Building rapport was also crucial, he said, particularly when working in different countries. “Your suppliers may have a different business outlook or culture. You have to cross that divide to build that rapport,” he said.

Develop a universal toolkit

For larger multinationals looking to implement carbon reduction or sustainable sourcing programs, developing a global toolkit for suppliers had to be a priority, Pegg said.

“By taking the time to develop those tools, systems and processes to provide to your supply base, it’s going to increase the likelihood of uptake irrespective of where they may be placed geographically,” he said.

Carbon emission measurement, for example, if left to each supplier would result in inconsistent methodologies for data calculation. 

“If you leave it to the vendors, I can guarantee the results are going to be varied. Multinationals working at a global scale need uniformity of process,” he said.

Providing a toolkit and a support group to assist implementation would ensure global, consistent action in a timely manner, he explained.
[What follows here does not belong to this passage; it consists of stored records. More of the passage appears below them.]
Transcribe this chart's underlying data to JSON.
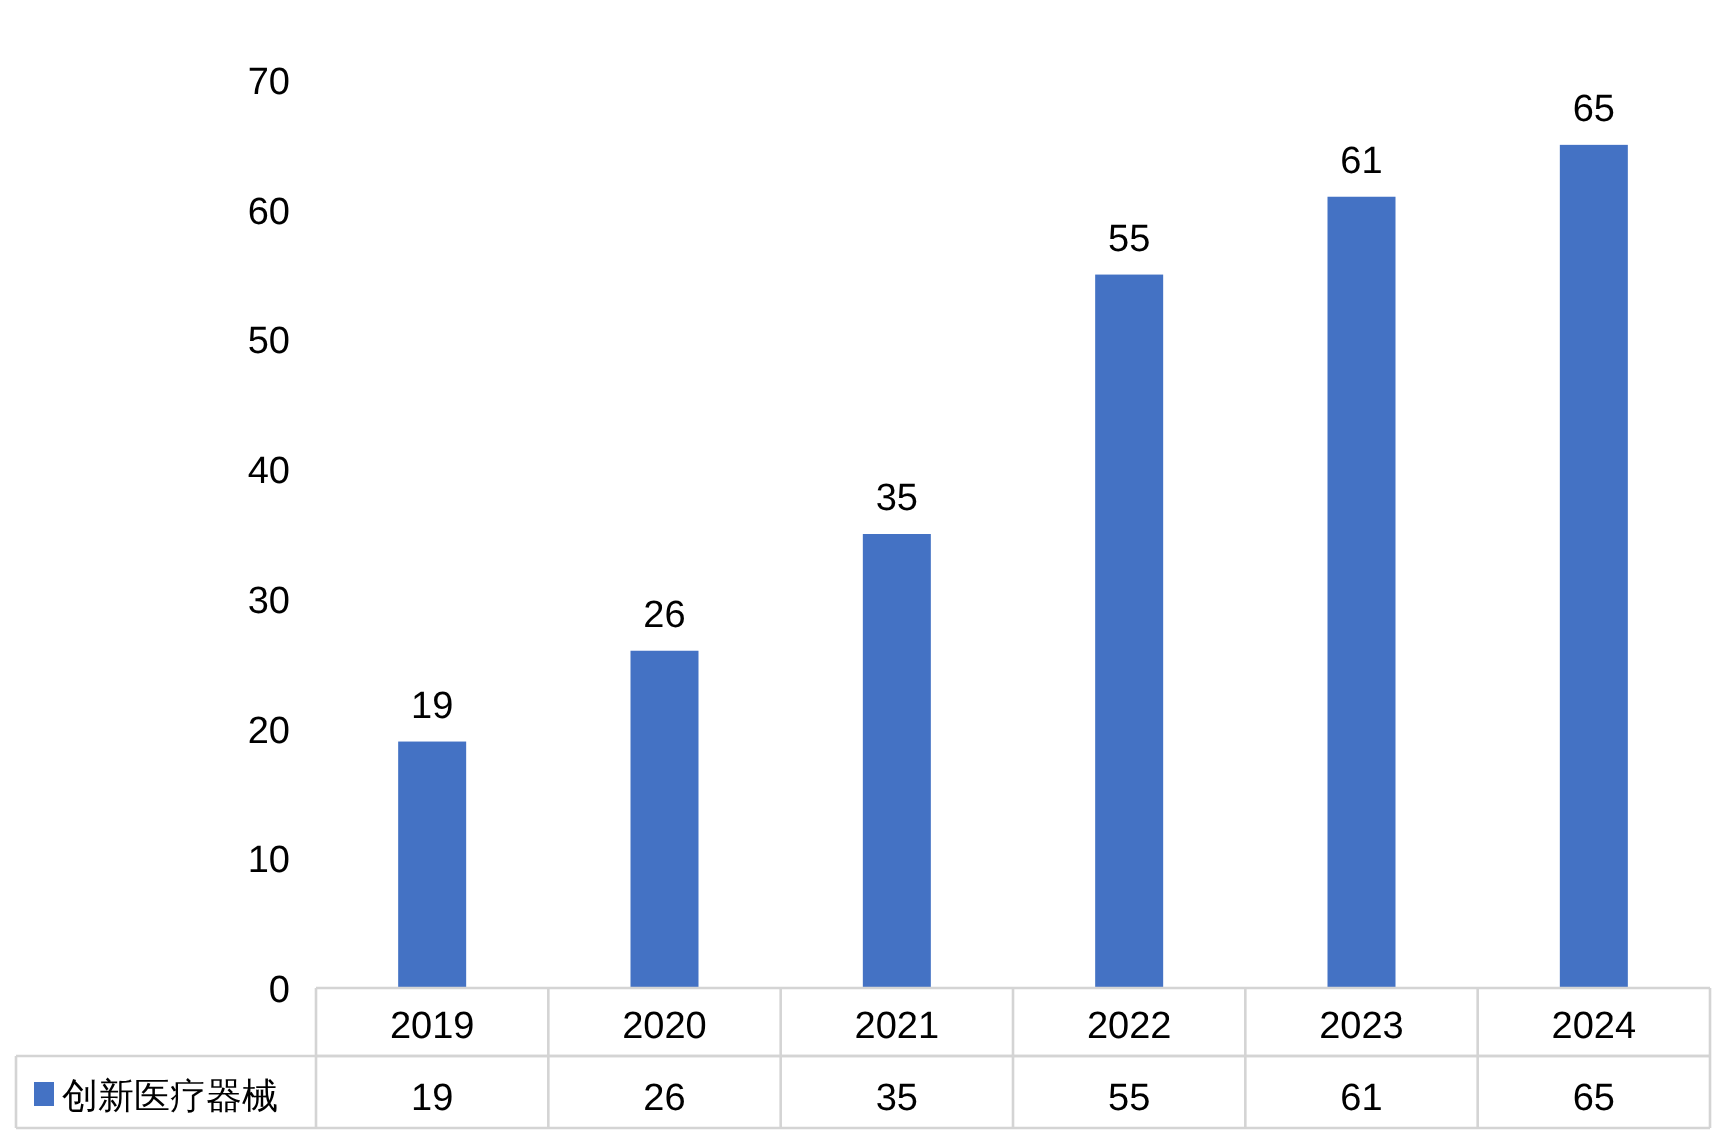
{
  "chart_data": {
    "type": "bar",
    "categories": [
      "2019",
      "2020",
      "2021",
      "2022",
      "2023",
      "2024"
    ],
    "series": [
      {
        "name": "创新医疗器械",
        "color": "#4472c4",
        "values": [
          19,
          26,
          35,
          55,
          61,
          65
        ]
      }
    ],
    "ylim": [
      0,
      70
    ],
    "yticks": [
      0,
      10,
      20,
      30,
      40,
      50,
      60,
      70
    ],
    "data_labels": true,
    "legend": "bottom left",
    "annotations": [
      "19",
      "26",
      "35",
      "55",
      "61",
      "65"
    ]
  }
}
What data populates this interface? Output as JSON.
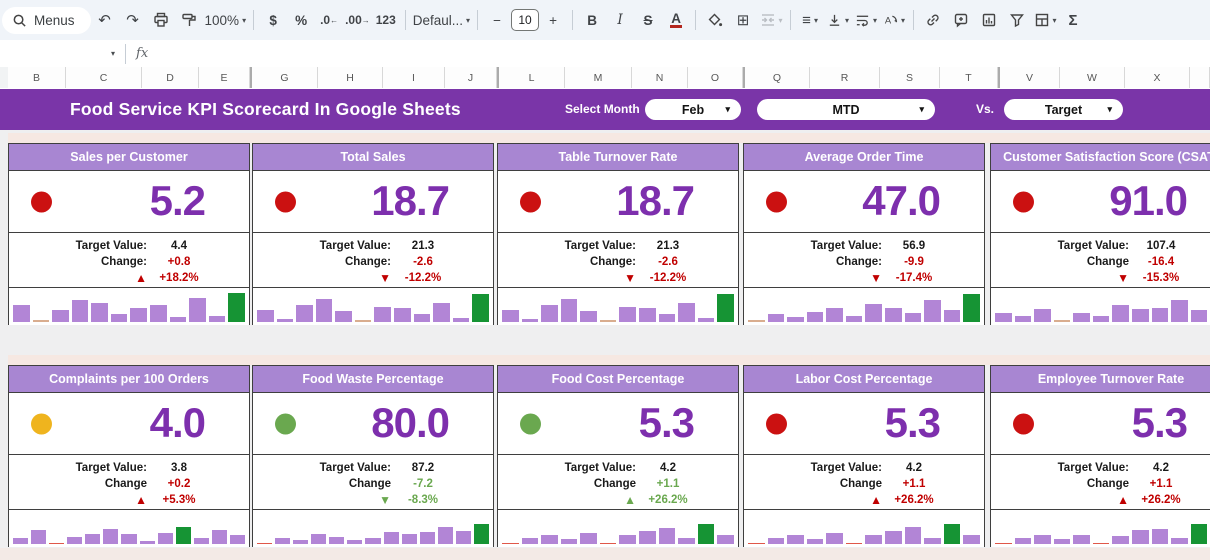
{
  "toolbar": {
    "menus": "Menus",
    "undo": "↶",
    "redo": "↷",
    "zoom": "100%",
    "currency": "$",
    "percent": "%",
    "dec_decrease": ".0",
    "dec_increase": ".00",
    "more_formats": "123",
    "font": "Defaul...",
    "minus": "−",
    "font_size": "10",
    "plus": "+",
    "bold": "B",
    "italic": "I",
    "strike": "S",
    "text_color": "A",
    "borders": "⊞",
    "halign": "≡",
    "sigma": "Σ",
    "caret": "▾"
  },
  "formula_bar": {
    "fx_label": "fx",
    "caret": "▾"
  },
  "column_headers": [
    "B",
    "C",
    "D",
    "E",
    "G",
    "H",
    "I",
    "J",
    "L",
    "M",
    "N",
    "O",
    "Q",
    "R",
    "S",
    "T",
    "V",
    "W",
    "X"
  ],
  "banner": {
    "title": "Food Service KPI Scorecard In Google Sheets",
    "select_month_label": "Select Month",
    "month_value": "Feb",
    "period_value": "MTD",
    "vs_label": "Vs.",
    "target_value": "Target"
  },
  "colors": {
    "banner": "#7a35a8",
    "card_header": "#a886d2",
    "value_text": "#7d2fad",
    "red": "#c00000",
    "green": "#6aa84f",
    "dot_red": "#cb1111",
    "dot_amber": "#efb41e",
    "dot_green": "#6aa84f",
    "bar_purple": "#b285d6",
    "bar_green": "#169434",
    "bar_neutral": "#d9ad8f",
    "bar_red": "#e0584a"
  },
  "cards": [
    {
      "title": "Sales per Customer",
      "value": "5.2",
      "status": "red",
      "target_label": "Target Value:",
      "target": "4.4",
      "change_label": "Change:",
      "change": "+0.8",
      "change_tone": "red",
      "trend_dir": "up",
      "trend": "+18.2%",
      "trend_tone": "red",
      "bars": [
        [
          55,
          "p"
        ],
        [
          6,
          "n"
        ],
        [
          38,
          "p"
        ],
        [
          72,
          "p"
        ],
        [
          62,
          "p"
        ],
        [
          25,
          "p"
        ],
        [
          45,
          "p"
        ],
        [
          55,
          "p"
        ],
        [
          15,
          "p"
        ],
        [
          78,
          "p"
        ],
        [
          20,
          "p"
        ],
        [
          95,
          "g"
        ]
      ]
    },
    {
      "title": "Total Sales",
      "value": "18.7",
      "status": "red",
      "target_label": "Target Value:",
      "target": "21.3",
      "change_label": "Change:",
      "change": "-2.6",
      "change_tone": "red",
      "trend_dir": "down",
      "trend": "-12.2%",
      "trend_tone": "red",
      "bars": [
        [
          40,
          "p"
        ],
        [
          10,
          "p"
        ],
        [
          55,
          "p"
        ],
        [
          75,
          "p"
        ],
        [
          35,
          "p"
        ],
        [
          6,
          "n"
        ],
        [
          50,
          "p"
        ],
        [
          45,
          "p"
        ],
        [
          25,
          "p"
        ],
        [
          60,
          "p"
        ],
        [
          12,
          "p"
        ],
        [
          90,
          "g"
        ]
      ]
    },
    {
      "title": "Table Turnover Rate",
      "value": "18.7",
      "status": "red",
      "target_label": "Target Value:",
      "target": "21.3",
      "change_label": "Change:",
      "change": "-2.6",
      "change_tone": "red",
      "trend_dir": "down",
      "trend": "-12.2%",
      "trend_tone": "red",
      "bars": [
        [
          40,
          "p"
        ],
        [
          10,
          "p"
        ],
        [
          55,
          "p"
        ],
        [
          75,
          "p"
        ],
        [
          35,
          "p"
        ],
        [
          6,
          "n"
        ],
        [
          50,
          "p"
        ],
        [
          45,
          "p"
        ],
        [
          25,
          "p"
        ],
        [
          60,
          "p"
        ],
        [
          12,
          "p"
        ],
        [
          90,
          "g"
        ]
      ]
    },
    {
      "title": "Average Order Time",
      "value": "47.0",
      "status": "red",
      "target_label": "Target Value:",
      "target": "56.9",
      "change_label": "Change:",
      "change": "-9.9",
      "change_tone": "red",
      "trend_dir": "down",
      "trend": "-17.4%",
      "trend_tone": "red",
      "bars": [
        [
          6,
          "n"
        ],
        [
          25,
          "p"
        ],
        [
          15,
          "p"
        ],
        [
          33,
          "p"
        ],
        [
          45,
          "p"
        ],
        [
          20,
          "p"
        ],
        [
          58,
          "p"
        ],
        [
          45,
          "p"
        ],
        [
          30,
          "p"
        ],
        [
          70,
          "p"
        ],
        [
          40,
          "p"
        ],
        [
          90,
          "g"
        ]
      ]
    },
    {
      "title": "Customer Satisfaction Score (CSAT)",
      "value": "91.0",
      "status": "red",
      "target_label": "Target Value:",
      "target": "107.4",
      "change_label": "Change",
      "change": "-16.4",
      "change_tone": "red",
      "trend_dir": "down",
      "trend": "-15.3%",
      "trend_tone": "red",
      "bars": [
        [
          30,
          "p"
        ],
        [
          20,
          "p"
        ],
        [
          42,
          "p"
        ],
        [
          6,
          "n"
        ],
        [
          30,
          "p"
        ],
        [
          18,
          "p"
        ],
        [
          55,
          "p"
        ],
        [
          42,
          "p"
        ],
        [
          45,
          "p"
        ],
        [
          70,
          "p"
        ],
        [
          38,
          "p"
        ],
        [
          90,
          "g"
        ]
      ]
    },
    {
      "title": "Complaints per 100 Orders",
      "value": "4.0",
      "status": "amber",
      "target_label": "Target Value:",
      "target": "3.8",
      "change_label": "Change",
      "change": "+0.2",
      "change_tone": "red",
      "trend_dir": "up",
      "trend": "+5.3%",
      "trend_tone": "red",
      "bars": [
        [
          20,
          "p"
        ],
        [
          45,
          "p"
        ],
        [
          4,
          "r"
        ],
        [
          22,
          "p"
        ],
        [
          33,
          "p"
        ],
        [
          50,
          "p"
        ],
        [
          32,
          "p"
        ],
        [
          10,
          "p"
        ],
        [
          35,
          "p"
        ],
        [
          55,
          "g"
        ],
        [
          20,
          "p"
        ],
        [
          45,
          "p"
        ],
        [
          30,
          "p"
        ]
      ]
    },
    {
      "title": "Food Waste Percentage",
      "value": "80.0",
      "status": "green",
      "target_label": "Target Value:",
      "target": "87.2",
      "change_label": "Change",
      "change": "-7.2",
      "change_tone": "green",
      "trend_dir": "down",
      "trend": "-8.3%",
      "trend_tone": "green",
      "bars": [
        [
          4,
          "r"
        ],
        [
          18,
          "p"
        ],
        [
          14,
          "p"
        ],
        [
          32,
          "p"
        ],
        [
          22,
          "p"
        ],
        [
          12,
          "p"
        ],
        [
          18,
          "p"
        ],
        [
          40,
          "p"
        ],
        [
          32,
          "p"
        ],
        [
          38,
          "p"
        ],
        [
          55,
          "p"
        ],
        [
          42,
          "p"
        ],
        [
          65,
          "g"
        ]
      ]
    },
    {
      "title": "Food Cost Percentage",
      "value": "5.3",
      "status": "green",
      "target_label": "Target Value:",
      "target": "4.2",
      "change_label": "Change",
      "change": "+1.1",
      "change_tone": "green",
      "trend_dir": "up",
      "trend": "+26.2%",
      "trend_tone": "green",
      "bars": [
        [
          4,
          "r"
        ],
        [
          18,
          "p"
        ],
        [
          28,
          "p"
        ],
        [
          15,
          "p"
        ],
        [
          35,
          "p"
        ],
        [
          4,
          "r"
        ],
        [
          28,
          "p"
        ],
        [
          42,
          "p"
        ],
        [
          52,
          "p"
        ],
        [
          18,
          "p"
        ],
        [
          65,
          "g"
        ],
        [
          28,
          "p"
        ]
      ]
    },
    {
      "title": "Labor Cost Percentage",
      "value": "5.3",
      "status": "red",
      "target_label": "Target Value:",
      "target": "4.2",
      "change_label": "Change",
      "change": "+1.1",
      "change_tone": "red",
      "trend_dir": "up",
      "trend": "+26.2%",
      "trend_tone": "red",
      "bars": [
        [
          4,
          "r"
        ],
        [
          20,
          "p"
        ],
        [
          28,
          "p"
        ],
        [
          15,
          "p"
        ],
        [
          35,
          "p"
        ],
        [
          4,
          "r"
        ],
        [
          28,
          "p"
        ],
        [
          42,
          "p"
        ],
        [
          55,
          "p"
        ],
        [
          20,
          "p"
        ],
        [
          65,
          "g"
        ],
        [
          28,
          "p"
        ]
      ]
    },
    {
      "title": "Employee Turnover Rate",
      "value": "5.3",
      "status": "red",
      "target_label": "Target Value:",
      "target": "4.2",
      "change_label": "Change",
      "change": "+1.1",
      "change_tone": "red",
      "trend_dir": "up",
      "trend": "+26.2%",
      "trend_tone": "red",
      "bars": [
        [
          4,
          "r"
        ],
        [
          18,
          "p"
        ],
        [
          28,
          "p"
        ],
        [
          15,
          "p"
        ],
        [
          30,
          "p"
        ],
        [
          4,
          "r"
        ],
        [
          25,
          "p"
        ],
        [
          45,
          "p"
        ],
        [
          50,
          "p"
        ],
        [
          18,
          "p"
        ],
        [
          65,
          "g"
        ],
        [
          28,
          "p"
        ]
      ]
    }
  ]
}
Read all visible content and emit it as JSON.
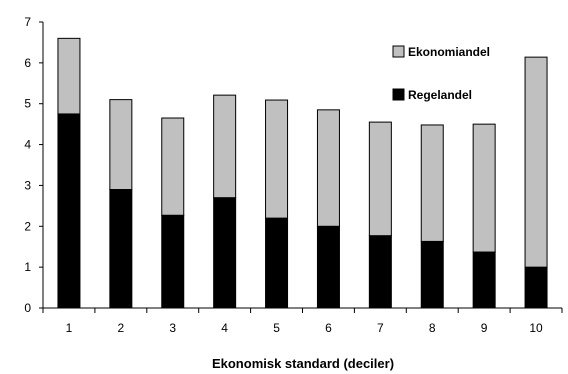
{
  "chart_data": {
    "type": "bar",
    "stacked": true,
    "categories": [
      "1",
      "2",
      "3",
      "4",
      "5",
      "6",
      "7",
      "8",
      "9",
      "10"
    ],
    "series": [
      {
        "name": "Regelandel",
        "values": [
          4.75,
          2.9,
          2.27,
          2.7,
          2.2,
          2.0,
          1.77,
          1.63,
          1.37,
          1.0
        ],
        "color": "#000000"
      },
      {
        "name": "Ekonomiandel",
        "values": [
          1.85,
          2.2,
          2.38,
          2.51,
          2.89,
          2.85,
          2.78,
          2.85,
          3.13,
          5.14
        ],
        "color": "#c0c0c0"
      }
    ],
    "title": "",
    "xlabel": "Ekonomisk standard (deciler)",
    "ylabel": "",
    "ylim": [
      0,
      7
    ],
    "yticks": [
      "0",
      "1",
      "2",
      "3",
      "4",
      "5",
      "6",
      "7"
    ],
    "grid": false,
    "legend_position": "top-right"
  }
}
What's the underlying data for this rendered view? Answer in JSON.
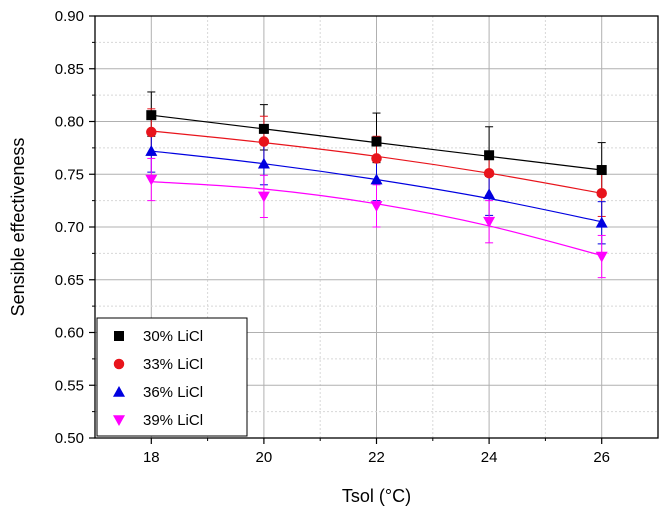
{
  "chart_data": {
    "type": "scatter",
    "title": "",
    "xlabel": "Tsol (°C)",
    "ylabel": "Sensible effectiveness",
    "xlim": [
      17,
      27
    ],
    "ylim": [
      0.5,
      0.9
    ],
    "xticks": [
      "18",
      "20",
      "22",
      "24",
      "26"
    ],
    "yticks": [
      "0.50",
      "0.55",
      "0.60",
      "0.65",
      "0.70",
      "0.75",
      "0.80",
      "0.85",
      "0.90"
    ],
    "grid": true,
    "legend_position": "bottom-left",
    "x": [
      18,
      20,
      22,
      24,
      26
    ],
    "series": [
      {
        "name": "30% LiCl",
        "marker": "square",
        "color": "#000000",
        "values": [
          0.806,
          0.793,
          0.781,
          0.768,
          0.754
        ],
        "error_low": [
          0.02,
          0.02,
          0.02,
          0.02,
          0.02
        ],
        "error_high": [
          0.022,
          0.023,
          0.027,
          0.027,
          0.026
        ],
        "fit": [
          0.806,
          0.793,
          0.78,
          0.767,
          0.754
        ]
      },
      {
        "name": "33% LiCl",
        "marker": "circle",
        "color": "#e8141c",
        "values": [
          0.79,
          0.781,
          0.765,
          0.751,
          0.732
        ],
        "error_low": [
          0.022,
          0.022,
          0.021,
          0.021,
          0.022
        ],
        "error_high": [
          0.022,
          0.024,
          0.021,
          0.021,
          0.022
        ],
        "fit": [
          0.791,
          0.78,
          0.767,
          0.751,
          0.732
        ]
      },
      {
        "name": "36% LiCl",
        "marker": "triangle-up",
        "color": "#0000e0",
        "values": [
          0.772,
          0.76,
          0.745,
          0.731,
          0.704
        ],
        "error_low": [
          0.02,
          0.02,
          0.02,
          0.02,
          0.02
        ],
        "error_high": [
          0.02,
          0.02,
          0.02,
          0.02,
          0.02
        ],
        "fit": [
          0.772,
          0.76,
          0.745,
          0.727,
          0.705
        ]
      },
      {
        "name": "39% LiCl",
        "marker": "triangle-down",
        "color": "#ff00ff",
        "values": [
          0.745,
          0.729,
          0.72,
          0.705,
          0.672
        ],
        "error_low": [
          0.02,
          0.02,
          0.02,
          0.02,
          0.02
        ],
        "error_high": [
          0.02,
          0.02,
          0.02,
          0.02,
          0.02
        ],
        "fit": [
          0.743,
          0.736,
          0.722,
          0.701,
          0.673
        ]
      }
    ]
  }
}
Actioning supply chain pledges would be costly, but the investment would be worth it long-term, Pegg said

Don’t be shy of investment

While developing toolkits and support networks would prove costly for manufacturers, Pegg said it was a cost worth absorbing for the long-term outcome. “Let’s remember why the suppliers are doing it in the first place – it’s because they’ve been asked to by their client.”

But, he said it wasn’t just direct costs that had to be considered – the cost implications on suppliers were also important.

“Commercially-minded individuals would say it doesn’t really matter; it’s up to them [suppliers] to be efficient, and that’s true, but at the end of the day, all suppliers need to be profitable. Given the fact we’re talking about significant global interest here, manufacturers are in the game for the long-run and they need to make sure their suppliers are too.

“If you’re genuinely interested in your suppliers; developing rapport and stimulating innovation, you also have to talk about the cost.”